Dans cette saison de MotoGP qui s’achève, il est un enjeu qui passe inaperçu. C’est le championnat interne qui se déroule au sein du team Pramac pour avoir une GP17  la saison prochaine. Entre Redding et Petrucci, la guerre est donc ouverte et qu’importe si Barberá ou Laverty les devancent au général avec des GP14.2…

Le mérite a donc ses limites chez Ducati qui regarde aussi ses sous. Dans le cas de Pramac, c’est Petrucci qui mène les débats avec seize longueurs d’avance sur Redding au lendemain de la Malaisie. Pourtant, au classement, c’est le Britannique qui est devant l’Italien pour un point. Certes, mais le duel chez Pramac s’est ouvert seulement depuis Brno.

Ceci étant expliqué, Redding est condamné au tour de force à Valence pour remonter les 16 longueurs qui le séparent de son binôme et de la GP17. Possible, mais compliqué. Si difficile d’ailleurs que l’Anglais n’y croit plus : « je crois que les jeux sont faits » a-t-il lâché sur crash.net après sa quinzième place à Sepang alors que Petrucci finissait dixième, et le duo assez loin des GP14.2 Avintia. « J’essaierai encore à Valence mais ça n’arrivera pas car si on a une course normale, je ne referai pas mon retard sur Petrucci ».

La GP17 en jeu est celle d’un Dovizioso cette année, mais elle devra faire sans les ailerons. Ce qui sera aussi le cas de la GP16 avec laquelle Redding semble se résigner. Maintenant, les Ducati paraissent être comme le bon vin, en se bonifiant avec le temps… « Ce ne sera pas une mauvaise situation que d’avoir une GP16 avec le soutien officiel.
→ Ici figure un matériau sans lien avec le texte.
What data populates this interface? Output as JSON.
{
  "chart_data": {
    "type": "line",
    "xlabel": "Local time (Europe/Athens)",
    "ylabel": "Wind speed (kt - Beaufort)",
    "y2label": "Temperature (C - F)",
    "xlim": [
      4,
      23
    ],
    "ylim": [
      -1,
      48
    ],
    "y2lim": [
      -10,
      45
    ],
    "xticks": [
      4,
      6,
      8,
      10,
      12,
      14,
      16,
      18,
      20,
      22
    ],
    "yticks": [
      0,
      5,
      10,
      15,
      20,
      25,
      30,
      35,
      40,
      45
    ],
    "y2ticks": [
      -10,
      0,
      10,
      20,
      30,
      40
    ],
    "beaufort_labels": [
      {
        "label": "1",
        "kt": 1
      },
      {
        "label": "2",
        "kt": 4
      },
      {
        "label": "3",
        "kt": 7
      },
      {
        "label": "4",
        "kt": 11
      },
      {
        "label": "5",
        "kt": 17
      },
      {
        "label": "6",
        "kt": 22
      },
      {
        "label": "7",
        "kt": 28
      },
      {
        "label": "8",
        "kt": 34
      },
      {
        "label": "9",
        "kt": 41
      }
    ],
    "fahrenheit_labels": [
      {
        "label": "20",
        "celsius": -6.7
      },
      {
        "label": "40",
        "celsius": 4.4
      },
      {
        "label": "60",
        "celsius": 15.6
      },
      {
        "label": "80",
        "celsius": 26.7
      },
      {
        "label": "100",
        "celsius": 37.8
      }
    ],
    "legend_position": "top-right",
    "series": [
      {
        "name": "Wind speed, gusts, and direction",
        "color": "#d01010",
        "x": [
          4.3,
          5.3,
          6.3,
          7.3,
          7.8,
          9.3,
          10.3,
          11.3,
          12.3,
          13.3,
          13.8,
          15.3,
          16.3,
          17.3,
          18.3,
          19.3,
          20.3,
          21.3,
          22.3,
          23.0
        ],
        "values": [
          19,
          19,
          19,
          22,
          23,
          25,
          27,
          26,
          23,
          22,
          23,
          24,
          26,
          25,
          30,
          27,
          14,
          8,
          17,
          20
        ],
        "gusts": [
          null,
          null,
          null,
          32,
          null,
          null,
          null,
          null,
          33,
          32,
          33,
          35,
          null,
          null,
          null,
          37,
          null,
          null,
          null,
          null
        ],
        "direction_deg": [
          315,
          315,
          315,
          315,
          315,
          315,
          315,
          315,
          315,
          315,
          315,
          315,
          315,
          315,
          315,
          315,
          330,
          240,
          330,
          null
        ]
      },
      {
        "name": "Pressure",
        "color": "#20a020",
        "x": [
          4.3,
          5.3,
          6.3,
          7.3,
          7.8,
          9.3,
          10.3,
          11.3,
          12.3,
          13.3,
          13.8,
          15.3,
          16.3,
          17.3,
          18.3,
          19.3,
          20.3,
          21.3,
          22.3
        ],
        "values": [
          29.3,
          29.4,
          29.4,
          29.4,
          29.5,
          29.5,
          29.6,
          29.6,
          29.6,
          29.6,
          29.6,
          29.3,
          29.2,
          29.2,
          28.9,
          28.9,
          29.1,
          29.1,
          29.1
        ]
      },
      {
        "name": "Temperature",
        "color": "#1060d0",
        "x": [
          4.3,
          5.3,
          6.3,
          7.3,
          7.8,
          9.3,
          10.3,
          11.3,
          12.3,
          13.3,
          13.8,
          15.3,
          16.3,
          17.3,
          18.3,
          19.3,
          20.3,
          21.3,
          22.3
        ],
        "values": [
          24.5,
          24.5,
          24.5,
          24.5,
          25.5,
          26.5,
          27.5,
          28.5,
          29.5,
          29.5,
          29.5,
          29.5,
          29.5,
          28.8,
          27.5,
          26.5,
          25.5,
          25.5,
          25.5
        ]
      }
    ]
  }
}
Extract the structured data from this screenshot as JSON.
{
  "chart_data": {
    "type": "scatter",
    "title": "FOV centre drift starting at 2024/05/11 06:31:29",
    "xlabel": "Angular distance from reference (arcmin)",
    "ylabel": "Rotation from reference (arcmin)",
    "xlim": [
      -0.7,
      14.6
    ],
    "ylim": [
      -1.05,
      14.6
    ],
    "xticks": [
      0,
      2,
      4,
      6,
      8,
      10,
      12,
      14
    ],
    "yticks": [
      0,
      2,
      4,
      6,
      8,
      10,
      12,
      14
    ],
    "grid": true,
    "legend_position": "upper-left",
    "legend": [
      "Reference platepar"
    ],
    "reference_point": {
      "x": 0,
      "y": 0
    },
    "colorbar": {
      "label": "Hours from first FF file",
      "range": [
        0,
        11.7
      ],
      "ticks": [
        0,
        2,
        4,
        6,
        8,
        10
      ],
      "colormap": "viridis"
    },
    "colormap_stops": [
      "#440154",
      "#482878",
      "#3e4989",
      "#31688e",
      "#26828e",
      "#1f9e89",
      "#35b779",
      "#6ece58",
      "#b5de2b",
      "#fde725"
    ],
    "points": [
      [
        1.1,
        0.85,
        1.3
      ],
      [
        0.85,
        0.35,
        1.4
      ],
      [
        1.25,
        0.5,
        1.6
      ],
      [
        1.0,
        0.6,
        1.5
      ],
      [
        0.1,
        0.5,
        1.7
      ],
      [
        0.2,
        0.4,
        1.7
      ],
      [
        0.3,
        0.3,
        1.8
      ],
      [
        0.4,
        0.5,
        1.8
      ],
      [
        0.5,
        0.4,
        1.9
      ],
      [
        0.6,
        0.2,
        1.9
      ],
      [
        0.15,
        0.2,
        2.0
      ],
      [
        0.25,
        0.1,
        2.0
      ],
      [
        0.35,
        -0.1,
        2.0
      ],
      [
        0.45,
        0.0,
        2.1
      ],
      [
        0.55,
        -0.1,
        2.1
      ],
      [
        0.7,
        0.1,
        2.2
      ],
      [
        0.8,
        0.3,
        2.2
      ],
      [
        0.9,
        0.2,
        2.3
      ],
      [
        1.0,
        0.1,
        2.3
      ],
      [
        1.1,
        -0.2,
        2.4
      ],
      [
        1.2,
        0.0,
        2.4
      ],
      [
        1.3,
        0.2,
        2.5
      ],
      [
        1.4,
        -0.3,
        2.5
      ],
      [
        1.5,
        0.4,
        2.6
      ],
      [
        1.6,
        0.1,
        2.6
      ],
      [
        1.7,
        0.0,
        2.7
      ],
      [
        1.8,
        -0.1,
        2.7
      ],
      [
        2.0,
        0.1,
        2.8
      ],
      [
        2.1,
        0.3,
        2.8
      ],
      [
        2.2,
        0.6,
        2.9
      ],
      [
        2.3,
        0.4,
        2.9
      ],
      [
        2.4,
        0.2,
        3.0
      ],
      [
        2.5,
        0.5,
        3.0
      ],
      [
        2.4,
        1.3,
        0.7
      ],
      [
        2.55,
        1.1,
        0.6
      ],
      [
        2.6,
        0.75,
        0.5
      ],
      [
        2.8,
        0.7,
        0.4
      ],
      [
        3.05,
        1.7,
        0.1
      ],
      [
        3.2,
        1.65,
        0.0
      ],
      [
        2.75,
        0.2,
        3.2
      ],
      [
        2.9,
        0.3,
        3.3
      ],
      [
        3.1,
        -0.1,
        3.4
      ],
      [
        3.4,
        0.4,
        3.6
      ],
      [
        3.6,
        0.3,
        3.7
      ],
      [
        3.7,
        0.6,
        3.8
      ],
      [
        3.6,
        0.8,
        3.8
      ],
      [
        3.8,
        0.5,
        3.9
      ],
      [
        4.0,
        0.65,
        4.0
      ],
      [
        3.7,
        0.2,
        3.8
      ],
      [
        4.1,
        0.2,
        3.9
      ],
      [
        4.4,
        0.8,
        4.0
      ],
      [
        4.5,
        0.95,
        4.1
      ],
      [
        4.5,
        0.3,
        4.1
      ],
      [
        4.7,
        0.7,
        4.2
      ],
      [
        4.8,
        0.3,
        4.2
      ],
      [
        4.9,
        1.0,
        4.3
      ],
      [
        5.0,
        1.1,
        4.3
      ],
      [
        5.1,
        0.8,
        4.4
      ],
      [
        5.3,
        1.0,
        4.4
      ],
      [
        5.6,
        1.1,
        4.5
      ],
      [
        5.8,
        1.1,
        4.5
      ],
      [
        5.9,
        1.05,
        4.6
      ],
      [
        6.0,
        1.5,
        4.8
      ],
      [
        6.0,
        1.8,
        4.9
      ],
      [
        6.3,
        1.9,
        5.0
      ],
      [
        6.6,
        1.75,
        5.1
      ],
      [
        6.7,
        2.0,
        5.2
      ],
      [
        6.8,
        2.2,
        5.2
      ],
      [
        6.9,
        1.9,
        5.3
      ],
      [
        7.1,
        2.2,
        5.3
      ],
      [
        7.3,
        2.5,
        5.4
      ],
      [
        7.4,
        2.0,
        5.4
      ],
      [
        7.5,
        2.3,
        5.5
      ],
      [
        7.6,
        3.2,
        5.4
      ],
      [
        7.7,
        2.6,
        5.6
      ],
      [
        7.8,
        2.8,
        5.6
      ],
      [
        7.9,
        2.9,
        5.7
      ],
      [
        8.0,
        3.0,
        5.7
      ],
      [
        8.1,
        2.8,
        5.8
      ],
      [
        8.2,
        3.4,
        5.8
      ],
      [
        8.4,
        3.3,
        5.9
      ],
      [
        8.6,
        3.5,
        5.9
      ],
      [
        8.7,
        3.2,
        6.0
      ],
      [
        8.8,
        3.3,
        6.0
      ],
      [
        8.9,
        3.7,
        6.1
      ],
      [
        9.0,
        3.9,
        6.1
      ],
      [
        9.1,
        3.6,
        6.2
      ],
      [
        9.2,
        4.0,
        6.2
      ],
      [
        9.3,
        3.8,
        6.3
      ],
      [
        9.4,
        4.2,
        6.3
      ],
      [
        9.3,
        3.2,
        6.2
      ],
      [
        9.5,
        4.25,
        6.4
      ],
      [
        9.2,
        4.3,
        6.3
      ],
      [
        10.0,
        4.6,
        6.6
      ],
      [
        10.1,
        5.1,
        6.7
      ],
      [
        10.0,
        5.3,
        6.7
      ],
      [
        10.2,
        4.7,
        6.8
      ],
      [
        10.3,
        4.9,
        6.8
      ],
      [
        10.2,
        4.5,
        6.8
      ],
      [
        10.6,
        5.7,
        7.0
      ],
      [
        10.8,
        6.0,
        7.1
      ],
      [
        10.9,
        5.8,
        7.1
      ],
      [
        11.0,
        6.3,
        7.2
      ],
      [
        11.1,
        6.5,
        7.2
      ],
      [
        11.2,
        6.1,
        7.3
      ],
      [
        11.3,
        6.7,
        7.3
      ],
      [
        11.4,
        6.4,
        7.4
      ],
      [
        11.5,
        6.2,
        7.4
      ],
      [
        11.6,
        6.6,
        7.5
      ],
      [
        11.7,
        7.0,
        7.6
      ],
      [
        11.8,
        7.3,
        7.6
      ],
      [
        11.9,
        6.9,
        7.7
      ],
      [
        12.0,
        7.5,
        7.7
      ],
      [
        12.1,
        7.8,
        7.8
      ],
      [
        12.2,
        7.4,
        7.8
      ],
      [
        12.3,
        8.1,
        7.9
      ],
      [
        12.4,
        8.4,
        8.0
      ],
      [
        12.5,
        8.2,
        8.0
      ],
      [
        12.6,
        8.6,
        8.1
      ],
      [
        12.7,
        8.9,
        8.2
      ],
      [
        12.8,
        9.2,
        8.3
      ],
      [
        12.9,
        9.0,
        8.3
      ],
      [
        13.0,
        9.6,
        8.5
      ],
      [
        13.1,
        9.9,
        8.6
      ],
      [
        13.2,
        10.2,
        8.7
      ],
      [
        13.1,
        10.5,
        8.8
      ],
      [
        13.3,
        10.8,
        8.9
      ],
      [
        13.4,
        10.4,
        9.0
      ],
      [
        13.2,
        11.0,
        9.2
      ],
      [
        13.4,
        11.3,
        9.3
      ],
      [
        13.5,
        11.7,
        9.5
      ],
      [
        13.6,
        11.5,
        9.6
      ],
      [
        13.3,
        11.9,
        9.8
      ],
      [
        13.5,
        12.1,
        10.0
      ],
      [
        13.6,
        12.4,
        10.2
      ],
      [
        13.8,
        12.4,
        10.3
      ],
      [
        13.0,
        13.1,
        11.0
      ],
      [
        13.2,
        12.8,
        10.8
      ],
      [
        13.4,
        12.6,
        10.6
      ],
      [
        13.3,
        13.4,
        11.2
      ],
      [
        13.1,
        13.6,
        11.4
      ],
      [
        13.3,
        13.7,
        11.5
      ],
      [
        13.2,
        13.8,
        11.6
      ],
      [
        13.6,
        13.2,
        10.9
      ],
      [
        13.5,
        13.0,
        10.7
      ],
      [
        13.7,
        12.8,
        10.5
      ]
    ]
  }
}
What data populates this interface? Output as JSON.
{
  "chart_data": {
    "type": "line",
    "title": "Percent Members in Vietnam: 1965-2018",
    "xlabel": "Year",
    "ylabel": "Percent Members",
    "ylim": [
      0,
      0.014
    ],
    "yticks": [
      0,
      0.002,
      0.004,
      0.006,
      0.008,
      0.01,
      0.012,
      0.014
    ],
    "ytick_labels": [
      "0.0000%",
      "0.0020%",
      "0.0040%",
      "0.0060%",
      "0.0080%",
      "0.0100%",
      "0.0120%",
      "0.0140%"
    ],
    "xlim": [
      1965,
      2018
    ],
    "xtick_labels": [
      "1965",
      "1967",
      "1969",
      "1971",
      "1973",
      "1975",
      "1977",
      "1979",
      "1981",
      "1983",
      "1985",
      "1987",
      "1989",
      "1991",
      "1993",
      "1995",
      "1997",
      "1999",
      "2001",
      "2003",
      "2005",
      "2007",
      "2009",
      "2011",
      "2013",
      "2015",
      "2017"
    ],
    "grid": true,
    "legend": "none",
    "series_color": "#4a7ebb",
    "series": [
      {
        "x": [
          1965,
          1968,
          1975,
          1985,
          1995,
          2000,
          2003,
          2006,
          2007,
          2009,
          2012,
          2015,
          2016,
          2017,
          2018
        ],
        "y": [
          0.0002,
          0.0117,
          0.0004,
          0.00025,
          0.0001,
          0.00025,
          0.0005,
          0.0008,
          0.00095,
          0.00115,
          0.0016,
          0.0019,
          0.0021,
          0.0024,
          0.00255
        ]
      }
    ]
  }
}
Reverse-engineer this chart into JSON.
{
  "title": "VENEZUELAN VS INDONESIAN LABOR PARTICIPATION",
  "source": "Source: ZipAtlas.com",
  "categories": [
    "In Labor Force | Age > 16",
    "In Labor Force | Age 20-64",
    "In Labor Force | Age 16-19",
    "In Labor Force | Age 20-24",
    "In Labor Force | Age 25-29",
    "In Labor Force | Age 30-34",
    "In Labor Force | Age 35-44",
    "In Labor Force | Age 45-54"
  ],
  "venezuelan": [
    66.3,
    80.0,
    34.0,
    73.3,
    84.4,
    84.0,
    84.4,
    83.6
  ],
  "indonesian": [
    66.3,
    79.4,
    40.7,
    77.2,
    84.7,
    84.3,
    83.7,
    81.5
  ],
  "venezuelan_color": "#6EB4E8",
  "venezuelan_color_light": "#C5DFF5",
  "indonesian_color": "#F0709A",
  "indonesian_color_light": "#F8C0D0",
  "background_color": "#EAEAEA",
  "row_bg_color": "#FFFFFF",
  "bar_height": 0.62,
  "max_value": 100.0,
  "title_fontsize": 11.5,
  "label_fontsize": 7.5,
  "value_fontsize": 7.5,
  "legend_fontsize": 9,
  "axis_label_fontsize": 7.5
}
Mais on sera bloqué en terme de développement et c’est ça qui est handicapant sur une saison ».

Reste que la question d’une GP14.2 bien menée devant les pilotes Pramac mieux outillés reste entière. Surtout depuis la prestation de Sepang où Barberá et Baz se sont inscrits dans le top 5 : « je manquais d’adhérence sur la roue arrière, c’était comme si le pneu était bien trop dur. Je me suis fait remonter par Márquez après sa chute et j’ai vu qu’il pilotait de façon incroyable, il prenait des angles de fou. Je me suis dit ‘fait la même chose, suis-le’ et tout de suite j’ai manqué perdre l’avant alors que l’arrière voulait m’éjecter. J’étais impuissant ».